Die genauen Abflüsse belaufen sich auf 6,39 Milliarden US-Dollar aus Bitcoin-ETFs und stellen die längste monatliche Verlustserie seit der Einführung im Januar 2024 dar. Ether-ETFs waren ebenfalls betroffen und verzeichneten im gleichen Zeitraum Abflüsse von 2,76 Milliarden US-Dollar.
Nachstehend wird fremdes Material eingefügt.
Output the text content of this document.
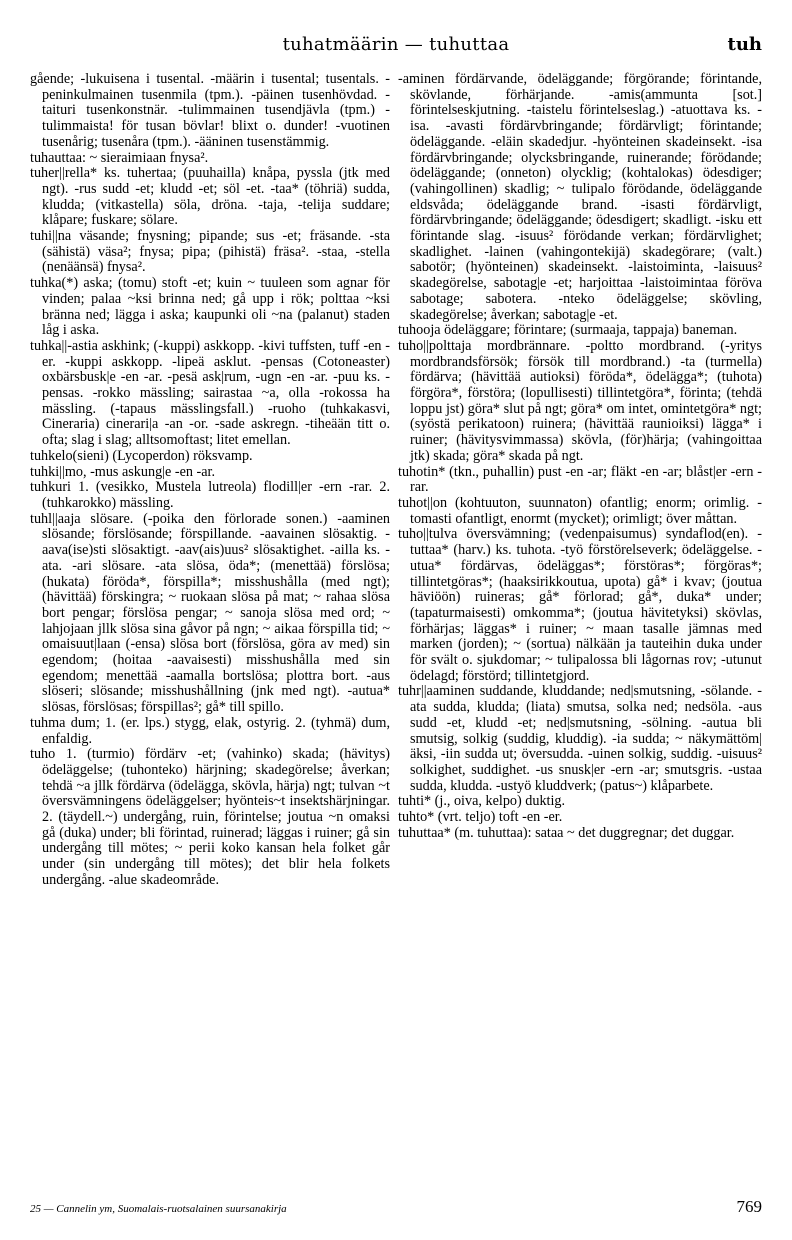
tuhatmäärin — tuhuttaa	tuh

gående; -lukuisena i tusental. -määrin i tusental; tusentals. -peninkulmainen tusenmila (tpm.). -päinen tusenhövdad. -taituri tusenkonstnär. -tulimmainen tusendjävla (tpm.) -tulimmaista! för tusan bövlar! blixt o. dunder! -vuotinen tusenårig; tusenåra (tpm.). -ääninen tusenstämmig.

tuhauttaa: ~ sieraimiaan fnysa².

tuher||rella* ks. tuhertaa; (puuhailla) knåpa, pyssla (jtk med ngt). -rus sudd -et; kludd -et; söl -et. -taa* (töhriä) sudda, kludda; (vitkastella) söla, dröna. -taja, -telija suddare; klåpare; fuskare; sölare.

tuhi||na väsande; fnysning; pipande; sus -et; fräsande. -sta (sähistä) väsa²; fnysa; pipa; (pihistä) fräsa². -staa, -stella (nenäänsä) fnysa².

tuhka(*) aska; (tomu) stoft -et; kuin ~ tuuleen som agnar för vinden; palaa ~ksi brinna ned; gå upp i rök; polttaa ~ksi bränna ned; lägga i aska; kaupunki oli ~na (palanut) staden låg i aska.

tuhka||-astia askhink; (-kuppi) askkopp. -kivi tuffsten, tuff -en -er. -kuppi askkopp. -lipeä asklut. -pensas (Cotoneaster) oxbärsbusk|e -en -ar. -pesä ask|rum, -ugn -en -ar. -puu ks. -pensas. -rokko mässling; sairastaa ~a, olla -rokossa ha mässling. (-tapaus mässlingsfall.) -ruoho (tuhkakasvi, Cineraria) cinerari|a -an -or. -sade askregn. -tiheään titt o. ofta; slag i slag; alltsomoftast; litet emellan.

tuhkelo(sieni) (Lycoperdon) röksvamp.

tuhki||mo, -mus askung|e -en -ar.

tuhkuri 1. (vesikko, Mustela lutreola) flodill|er -ern -rar. 2. (tuhkarokko) mässling.

tuhl||aaja slösare. (-poika den förlorade sonen.) -aaminen slösande; förslösande; förspillande. -aavainen slösaktig. -aava(ise)sti slösaktigt. -aav(ais)uus² slösaktighet. -ailla ks. -ata. -ari slösare. -ata slösa, öda*; (menettää) förslösa; (hukata) föröda*, förspilla*; misshushålla (med ngt); (hävittää) förskingra; ~ ruokaan slösa på mat; ~ rahaa slösa bort pengar; förslösa pengar; ~ sanoja slösa med ord; ~ lahjojaan jllk slösa sina gåvor på ngn; ~ aikaa förspilla tid; ~ omaisuut|laan (-ensa) slösa bort (förslösa, göra av med) sin egendom; (hoitaa -aavaisesti) misshushålla med sin egendom; menettää -aamalla bortslösa; plottra bort. -aus slöseri; slösande; misshushållning (jnk med ngt). -autua* slösas, förslösas; förspillas²; gå* till spillo.

tuhma dum; 1. (er. lps.) stygg, elak, ostyrig. 2. (tyhmä) dum, enfaldig.

tuho 1. (turmio) fördärv -et; (vahinko) skada; (hävitys) ödeläggelse; (tuhonteko) härjning; skadegörelse; åverkan; tehdä ~a jllk fördärva (ödelägga, skövla, härja) ngt; tulvan ~t översvämningens ödeläggelser; hyönteis~t insektshärjningar. 2. (täydell.~) undergång, ruin, förintelse; joutua ~n omaksi gå (duka) under; bli förintad, ruinerad; läggas i ruiner; gå sin undergång till mötes; ~ perii koko kansan hela folket går under (sin undergång till mötes); det blir hela folkets undergång. -alue skadeområde.

-aminen fördärvande, ödeläggande; förgörande; förintande, skövlande, förhärjande. -amis(ammunta [sot.] förintelseskjutning. -taistelu förintelseslag.) -atuottava ks. -isa. -avasti fördärvbringande; fördärvligt; förintande; ödeläggande. -eläin skadedjur. -hyönteinen skadeinsekt. -isa fördärvbringande; olycksbringande, ruinerande; förödande; ödeläggande; (onneton) olycklig; (kohtalokas) ödesdiger; (vahingollinen) skadlig; ~ tulipalo förödande, ödeläggande eldsvåda; ödeläggande brand. -isasti fördärvligt, fördärvbringande; ödeläggande; ödesdigert; skadligt. -isku ett förintande slag. -isuus² förödande verkan; fördärvlighet; skadlighet. -lainen (vahingontekijä) skadegörare; (valt.) sabotör; (hyönteinen) skadeinsekt. -laistoiminta, -laisuus² skadegörelse, sabotag|e -et; harjoittaa -laistoimintaa föröva sabotage; sabotera. -nteko ödeläggelse; skövling, skadegörelse; åverkan; sabotag|e -et.

tuhooja ödeläggare; förintare; (surmaaja, tappaja) baneman.

tuho||polttaja mordbrännare. -poltto mordbrand. (-yritys mordbrandsförsök; försök till mordbrand.) -ta (turmella) fördärva; (hävittää autioksi) föröda*, ödelägga*; (tuhota) förgöra*, förstöra; (lopullisesti) tillintetgöra*, förinta; (tehdä loppu jst) göra* slut på ngt; göra* om intet, omintetgöra* ngt; (syöstä perikatoon) ruinera; (hävittää raunioiksi) lägga* i ruiner; (hävitysvimmassa) skövla, (för)härja; (vahingoittaa jtk) skada; göra* skada på ngt.

tuhotin* (tkn., puhallin) pust -en -ar; fläkt -en -ar; blåst|er -ern -rar.

tuhot||on (kohtuuton, suunnaton) ofantlig; enorm; orimlig. -tomasti ofantligt, enormt (mycket); orimligt; över måttan.

tuho||tulva översvämning; (vedenpaisumus) syndaflod(en). -tuttaa* (harv.) ks. tuhota. -työ förstörelseverk; ödeläggelse. -utua* fördärvas, ödeläggas*; förstöras*; förgöras*; tillintetgöras*; (haaksirikkoutua, upota) gå* i kvav; (joutua häviöön) ruineras; gå* förlorad; gå*, duka* under; (tapaturmaisesti) omkomma*; (joutua hävitetyksi) skövlas, förhärjas; läggas* i ruiner; ~ maan tasalle jämnas med marken (jorden); ~ (sortua) nälkään ja tauteihin duka under för svält o. sjukdomar; ~ tulipalossa bli lågornas rov; -utunut ödelagd; förstörd; tillintetgjord.

tuhr||aaminen suddande, kluddande; ned|smutsning, -sölande. -ata sudda, kludda; (liata) smutsa, solka ned; nedsöla. -aus sudd -et, kludd -et; ned|smutsning, -sölning. -autua bli smutsig, solkig (suddig, kluddig). -ia sudda; ~ näkymättöm|äksi, -iin sudda ut; översudda. -uinen solkig, suddig. -uisuus² solkighet, suddighet. -us snusk|er -ern -ar; smutsgris. -ustaa sudda, kludda. -ustyö kluddverk; (patus~) klåparbete.

tuhti* (j., oiva, kelpo) duktig.

tuhto* (vrt. teljo) toft -en -er.

tuhuttaa* (m. tuhuttaa): sataa ~ det duggregnar; det duggar.

25 — Cannelin ym, Suomalais-ruotsalainen suursanakirja	769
Diese signifikanten Kapitalabflüsse korrelieren mit deutlichen Preisrückgängen. Bitcoin hat sich seit seinem Höchststand im Oktober 2025 von über 126.000 US-Dollar auf rund 67.000 US-Dollar fast halbiert. Ether verlor sogar über 60 %, nachdem er im August des Vorjahres Höchststände von über 4.950 US-Dollar erreicht hatte.
Nach ihrer Einführung Anfang 2024 galten Spot-ETFs als klare Indikatoren für institutionelle Aktivität. Investitionen flossen im Jahr 2024 und nach den US-Wahlen in Milliardenhöhe, was zu einem damaligen Bullenlauf beitrug.
Die Nachfrage ließ nach dem Absturz Anfang Oktober 2025 nach, der vermutlich auf Preisineffizienzen an der Offshore-Börse Binance zurückzuführen war.
Die Daten von SoSoValue beleuchten die Volatilität und das wechselnde Interesse institutioneller Investoren an Kryptowährungen wie Bitcoin und Ether, selbst nach der Einführung regulierter Anlageprodukte.